Technical difficulties that are often encountered when recording the ERG. (A) Top row. Transient responses are often associated with albino animals and light-adapted retinas, but the peak response amplitude from light-adapted retinas in normally sighted mice is less than in albino mice. Bottom Row. Inverted responses can either result from genuine genetic defects such as the mutations in nyctalopin or mGluR6 (lower left). However inverted b- and c-wave responses can also occur for reasons related to the condition of the mouse, a situation that can often be clarified by retesting the mouse. (B) Top row. Excess saline in contact with metal electrodes can cause large, unstable liquid junction potentials and poor electrical contact can cause distortion and instability of recording. Middle row. A mouse with advanced retinal degeneration will have no response whatsoever (middle left, Noerg-1, note higher amplification of trace) but the baseline of the recording will not be as quiet as when the amplifier is not connected to the mouse. A normal mouse that is not presented with a stimulus (middle right) will produce a recording with a similar baseline. Lower row. The cone or light-adapted ERG is recorded in the presence of a steady adapting light, in this case from an LED. However, some LEDs lose their ability to produce a steady light after some use and in this instance the light adaptation will be incomplete, resulting in a larger than normal cone ERG

Responses with inverted appearance

There can be several reasons for the appearance of such responses, including known pathological conditions [23], but in our experience only one type of inverted appearance is heritable. In the absence of the b-wave, the a-wave dominates in the early phase of the ERG and creates an initial negative-going ERG. This occurs for mutant mice in which the pathway to the rod bipolar cell is attenuated, which occurs in the “nob” series of mutations that affect either nyctalopin, the rod photoreceptor synaptic Ca channel, or the bipolar cell mGluR6 receptor [2427]. Comparison of the “no b-wave” and “inverted responses” records shows that in the latter the peak of the b-wave appears inverted but that an a-wave occurs with normal polarity early in the response. We have never found inverted responses of this type to be heritable (see below) and have also found that such responses often, but not always, become normal upon retesting. Inverted c-wave responses often, but not always, have normal positive polarity in C57BL/6J mice when retested.

Distorted ERG waves

We have found two principal sources for artifactual distortion of the ERG waves. The first occurs when excess saline is applied to the cornea and the excess somehow finds its way to the contact between the DTL fiber and the metal wire with which it makes contact. The ensuing liquid junction potential is large and unstable and causes the baseline to shift, often imparting large displacements to the waves. The second source of distortion is improper placement or poor electrical contact with the cornea. Both of these sources of distortion can be usually be remedied by drying the cornea, rewetting the DTL fiber, and replacing the contact lens; this procedure is best learned using visible light but can be done with practice using infrared light and image converters.

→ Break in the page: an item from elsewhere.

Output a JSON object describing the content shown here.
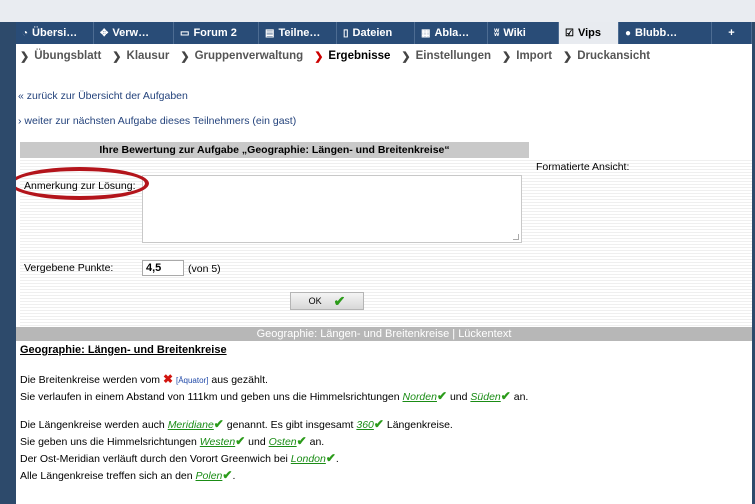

Identifying a genuinely unresponsive mouse

The ERG recording will appear to have a ‘flat line’ appearance under three conditions: when the connections to the amplifier are not made, when the mouse does not respond, and when the stimulus has been inadvertently omitted. The first condition will result in a recording that has noise generated by the amplifier and will have a peak-to-peak amplitude (in the bandwidth of 0.1–1 kHz) of only a few microvolts. However, if either the connection is made properly and the mouse is unresponsive or the stimulus is inadvertently not applied, the recordings will not be as quiet as when the connections are not made at all. The appearance of these two cases is shown in Fig. 3b.

Failure of light-adaptation to occur while measuring the cone ERG

To measure the cone ERG a steady adapting light is applied while a flashing stimulus is presented. The adapting light is often generated by an LED, and it is usually presumed that LEDs have very long lifetimes. We have witnessed the partial failure of LEDs at least five times in 4 years of screening. The failure was subtle: flashing stimuli were normal but a steadily applied voltage did not produce a steady light from the LED. This gave the false impression that the cone ERG was much larger than it would have been had it been recorded properly. Problems of this type can be minimized by monthly calibration of the apparatus and re-calibration of the apparatus every time an unexplained abnormality appears in the electroretinogram.

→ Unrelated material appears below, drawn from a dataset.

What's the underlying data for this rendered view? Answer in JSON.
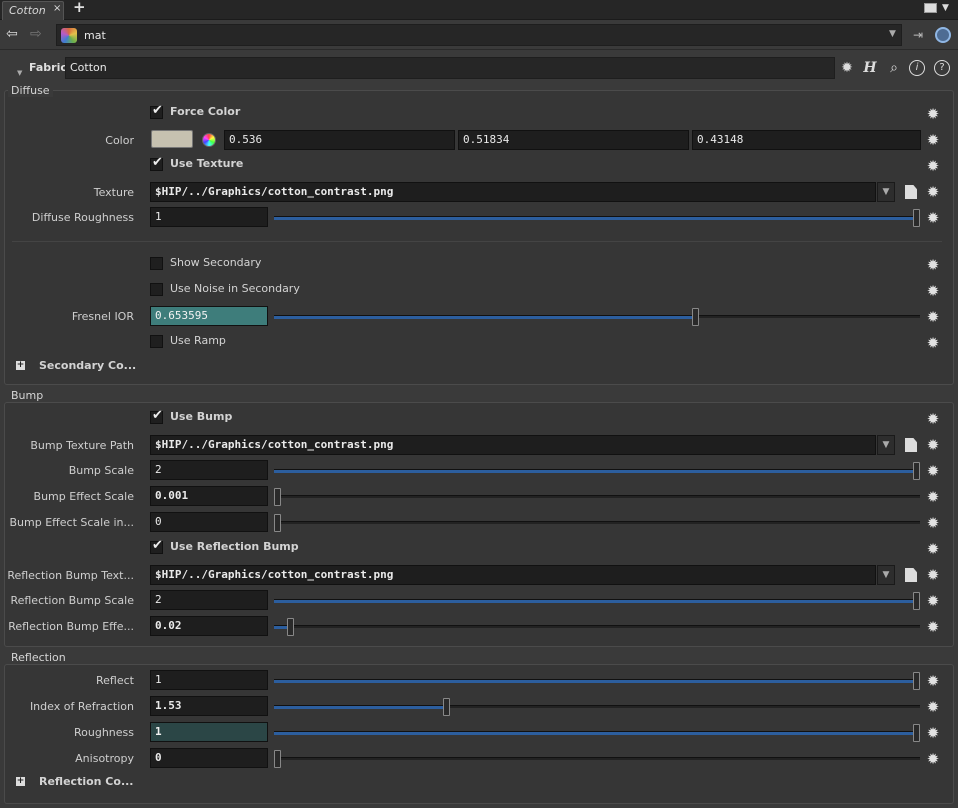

Mice with reproducible ERG abnormalities that are not transmitted genetically

It has not been generally appreciated that the mouse is useful to apply the ‘forward genetic’ approach in which genes that are important for vision are discovered. This approach starts with random or spontaneous mutagenesis of a gene the identity of which is not known, proceeds with the discovery of visually affected mutants by screening for mice with abnormal vision, and continues with the identification of the mutated gene and the study of the mechanism by which the mutated gene results in abnormal vision. This approach offers several advantages. (1) It requires no prior knowledge of the mechanism, components or genes involved. (2) A number of mutant alleles can often be isolated that alter gene function in a number of ways. (3) This approach usually identifies point mutations, which in some instances can be more informative than targeted null mutations because gain-of-function and dominant negative mutations can be isolated. (4) Finding a single essential gene opens the door to finding other genes in the affected pathway. (5) This approach parallels most closely natural mutagenesis.

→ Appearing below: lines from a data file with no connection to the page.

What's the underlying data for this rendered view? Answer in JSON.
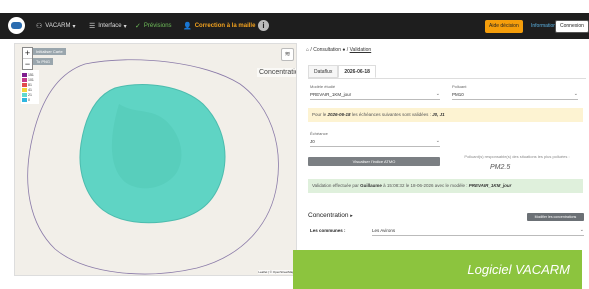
{
  "topbar": {
    "app_name": "VACARM",
    "interface_label": "Interface",
    "previsions_label": "Prévisions",
    "correction_label": "Correction à la maille",
    "info_symbol": "i",
    "aide_label": "Aide décision",
    "information_label": "Information",
    "connexion_label": "Connexion"
  },
  "map": {
    "zoom_in": "+",
    "zoom_out": "−",
    "tag1": "Initialiser Carte",
    "tag2": "To PNG",
    "layer_label": "Concentration",
    "legend": [
      {
        "label": "151",
        "color": "#7e1e8e"
      },
      {
        "label": "101",
        "color": "#c43a8a"
      },
      {
        "label": "81",
        "color": "#e24c4c"
      },
      {
        "label": "41",
        "color": "#f3d23c"
      },
      {
        "label": "21",
        "color": "#60d8d0"
      },
      {
        "label": "0",
        "color": "#2fb6e0"
      }
    ],
    "attribution": "Leaflet | © OpenStreetMap"
  },
  "breadcrumb": {
    "first": "Consultation",
    "second": "Validation"
  },
  "tabs": [
    "Dataflux",
    "2026-06-18"
  ],
  "form": {
    "modele_label": "Modèle étudié",
    "modele_value": "PREVAIR_1KM_jour",
    "polluant_label": "Polluant",
    "polluant_value": "PM10",
    "echeance_label": "Échéance",
    "echeance_value": "J0"
  },
  "alert_echeance": {
    "prefix": "Pour le",
    "date": "2026-06-18",
    "middle": "les échéances suivantes sont validées :",
    "values": "J0, J1"
  },
  "visualiser_button": "Visualiser l'indice ATMO",
  "polluant_note": "Polluant(s) responsable(s) des situations les plus polluées :",
  "polluant_result": "PM2.5",
  "alert_validation": {
    "prefix": "Validation effectuée par",
    "user": "Guillaume",
    "middle": "à 15:08:32 le 18-06-2026 avec le modèle :",
    "model": "PREVAIR_1KM_jour"
  },
  "concentration_heading": "Concentration",
  "modifier_button": "Modifier les concentrations",
  "communes": {
    "label": "Les communes :",
    "value": "Les Avirons"
  },
  "caption": "Logiciel VACARM"
}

Forward genetics has helped to identify proteins involved in mammalian vision. Over 80 genes that, when mutated, result in human retinal degeneration have been identified [28]. The following examples show the wide variety of essential retinal genes that have been identified using forward genetics in mammals. The retinal degeneration (rd) mutation in mouse occurs in a gene for the phototransduction cascade (Pde6 rd1 ) [29], the rdy mutation in rats disrupts the receptor tyrosine kinase Mertk and impairs phagocytosis of shed rod outer segments by the retinal pigment epithelium (RPE), resulting in degeneration of the retina [30]. The protein nyctalopin, essential for bipolar cell function, was identified by cloning the nob gene [31]. Mutation of nyctalopin eliminates the b-wave of the ERG [25] and results in congenital stationary night blindness (CSNB) in humans [32]. Genes have been identified that modify the effects of deleterious mutations. The tubby (tub) gene in the mouse, named for its effect on body weight, also results in retinal degeneration. However, when mice of the C57BL/6J strain bearing this mutation are intercrossed to mice of the AKR strain, some of the resulting homozygous mutant mice are spared. Those mice that are spared have inherited the AKR allele of a defined region of chromosome 2 [33], suggesting the presence of a modifying allele on chromosome 2. A catalog of visual mutants that has been produced by forward genetics can be found at the web site www.Neuromice.org.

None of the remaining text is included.